Но случилось то, что случилось – одна маленькая неосторожность разрушила жизнь целой семьи.
Пока Зиганшин сетовал, что нельзя повернуть время вспять, Макс заговорил с Климчуком в очень мягком, каком-то обволакивающем тоне, которого Зиганишин никогда раньше у друга не слышал.
– Валя, да, – сказал Климчук отрывисто, – Валя – Валентина.
– Вы писали эти записки, Саша?
– Да, писал.
– Зачем?
– Она жива. Пионерка жива.
– Хорошо, Саша. А вы понимаете, почему вы здесь находитесь?
Климчук занервничал еще сильнее. Он резко растянул подол своей толстовки, потом отпустил его, сжал руки в кулаки, нахмурился, вскочил со стула, сел, снова вскочил.

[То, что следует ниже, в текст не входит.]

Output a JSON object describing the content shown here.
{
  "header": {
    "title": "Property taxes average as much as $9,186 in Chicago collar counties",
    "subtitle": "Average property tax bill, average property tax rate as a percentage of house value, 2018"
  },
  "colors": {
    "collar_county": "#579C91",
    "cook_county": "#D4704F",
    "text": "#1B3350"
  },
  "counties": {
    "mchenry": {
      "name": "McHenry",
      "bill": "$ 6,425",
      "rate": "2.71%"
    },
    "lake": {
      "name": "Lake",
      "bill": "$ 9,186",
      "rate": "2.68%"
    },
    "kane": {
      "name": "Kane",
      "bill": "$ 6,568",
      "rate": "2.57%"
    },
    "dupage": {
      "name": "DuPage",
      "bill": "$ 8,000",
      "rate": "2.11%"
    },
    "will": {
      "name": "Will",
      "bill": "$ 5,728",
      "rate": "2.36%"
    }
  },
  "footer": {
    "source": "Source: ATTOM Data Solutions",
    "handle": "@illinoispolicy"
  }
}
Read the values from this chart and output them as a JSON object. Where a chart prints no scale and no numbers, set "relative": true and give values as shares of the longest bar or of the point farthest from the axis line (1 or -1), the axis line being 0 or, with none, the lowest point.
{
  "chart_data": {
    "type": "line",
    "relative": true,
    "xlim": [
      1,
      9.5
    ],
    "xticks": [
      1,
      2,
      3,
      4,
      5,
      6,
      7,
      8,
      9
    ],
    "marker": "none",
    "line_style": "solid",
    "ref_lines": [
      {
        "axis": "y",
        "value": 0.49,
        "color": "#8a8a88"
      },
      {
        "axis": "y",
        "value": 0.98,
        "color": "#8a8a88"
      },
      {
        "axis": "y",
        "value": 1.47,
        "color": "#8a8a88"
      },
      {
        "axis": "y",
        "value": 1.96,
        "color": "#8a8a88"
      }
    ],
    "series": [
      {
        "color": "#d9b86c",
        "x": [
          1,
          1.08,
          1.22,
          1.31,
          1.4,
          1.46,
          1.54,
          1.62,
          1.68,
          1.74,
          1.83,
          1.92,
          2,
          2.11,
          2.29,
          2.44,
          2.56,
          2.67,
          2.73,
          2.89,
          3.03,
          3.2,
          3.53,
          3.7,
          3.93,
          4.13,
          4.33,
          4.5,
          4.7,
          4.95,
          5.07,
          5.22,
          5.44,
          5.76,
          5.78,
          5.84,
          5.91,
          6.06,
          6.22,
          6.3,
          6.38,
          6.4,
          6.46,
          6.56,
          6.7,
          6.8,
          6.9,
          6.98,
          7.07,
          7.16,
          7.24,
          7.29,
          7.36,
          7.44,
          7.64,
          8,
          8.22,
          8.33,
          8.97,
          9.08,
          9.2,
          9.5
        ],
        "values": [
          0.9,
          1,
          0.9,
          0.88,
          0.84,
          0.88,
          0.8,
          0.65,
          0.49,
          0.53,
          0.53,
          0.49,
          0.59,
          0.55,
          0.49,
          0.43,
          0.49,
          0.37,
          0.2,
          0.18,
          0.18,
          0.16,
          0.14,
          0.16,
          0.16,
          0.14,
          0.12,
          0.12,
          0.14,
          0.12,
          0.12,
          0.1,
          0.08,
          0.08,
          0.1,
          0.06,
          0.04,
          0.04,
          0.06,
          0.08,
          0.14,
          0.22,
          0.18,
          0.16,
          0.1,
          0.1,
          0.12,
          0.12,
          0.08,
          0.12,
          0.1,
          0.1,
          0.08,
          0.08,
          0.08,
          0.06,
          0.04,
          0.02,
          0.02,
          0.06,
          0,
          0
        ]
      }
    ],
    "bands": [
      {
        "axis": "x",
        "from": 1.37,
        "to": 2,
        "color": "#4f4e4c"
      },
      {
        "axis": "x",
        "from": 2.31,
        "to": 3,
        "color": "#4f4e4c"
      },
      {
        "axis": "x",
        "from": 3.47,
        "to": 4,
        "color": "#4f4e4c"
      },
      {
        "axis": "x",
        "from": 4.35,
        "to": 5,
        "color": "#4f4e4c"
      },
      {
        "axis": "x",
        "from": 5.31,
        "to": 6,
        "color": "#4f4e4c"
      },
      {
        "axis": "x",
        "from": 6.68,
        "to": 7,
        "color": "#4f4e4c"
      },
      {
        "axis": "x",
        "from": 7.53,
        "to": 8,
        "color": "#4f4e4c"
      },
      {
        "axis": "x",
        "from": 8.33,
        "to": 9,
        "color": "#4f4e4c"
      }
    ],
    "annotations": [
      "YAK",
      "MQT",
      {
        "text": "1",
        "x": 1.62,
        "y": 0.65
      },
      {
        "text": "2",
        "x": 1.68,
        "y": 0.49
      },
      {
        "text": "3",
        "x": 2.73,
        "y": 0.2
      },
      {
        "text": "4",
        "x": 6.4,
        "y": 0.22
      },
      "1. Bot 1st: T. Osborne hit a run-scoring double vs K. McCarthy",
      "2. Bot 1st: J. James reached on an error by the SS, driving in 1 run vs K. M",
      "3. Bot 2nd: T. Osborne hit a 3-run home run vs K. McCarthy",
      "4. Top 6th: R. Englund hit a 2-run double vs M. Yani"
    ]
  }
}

– Сядьте, пожалуйста, Саша.
Климчук повиновался.
– Я тут, потому что убил человека, – пробормотал он, – но это неправда. Не было такого. Все говорят, что я. Они не знают. А я знаю.
– Вы что-нибудь помните о том вечере, когда была убита Пестрякова? – не выдержал Зиганшин и осекся, поймав укоризненный взгляд Макса. Действительно, нашел кого спрашивать! Бедняга едва помнит, кто он такой и что давали на завтрак…
Вдруг Климчук выпрямился и посмотрел Зиганшину прямо в лицо.
– Я не душегуб, – сказал он, – не душегуб.
Зиганшин выдержал его взгляд с большим трудом.
– Я вам верю, Саша, – произнес он неожиданно для самого себя.
* * *
Георгий смотрел на большую белую акулу, медленно проплывающую над его головой. Свет имитировал блики солнца на волнах, как они смотрелись бы из-под воды, рыбы бодро двигались по своим рыбьим делам, а он скучал.
Жаль было белую акулу, что она вместо бескрайней воды и затонувших кораблей видит респектабельных граждан, и немножко стыдно за человечество, которое заключает опасное существо в клетку и трусливо глазеет, пытаясь разбудить в себе древние природные инстинкты.
Аня внимательно читала таблички возле аквариумов, а Георгий смотрел на нее. Джинсы и клетчатая рубашка шли ей не меньше вечернего платья, и распущенные волосы делали ее совсем юной и такой хорошенькой, и Георгий расстроился, что выглядит облезлым кавалером, но поймал свое отражение в аквариуме с какими-то усатыми страшными рыбами и успокоился – да ладно, вполне импозантный вид.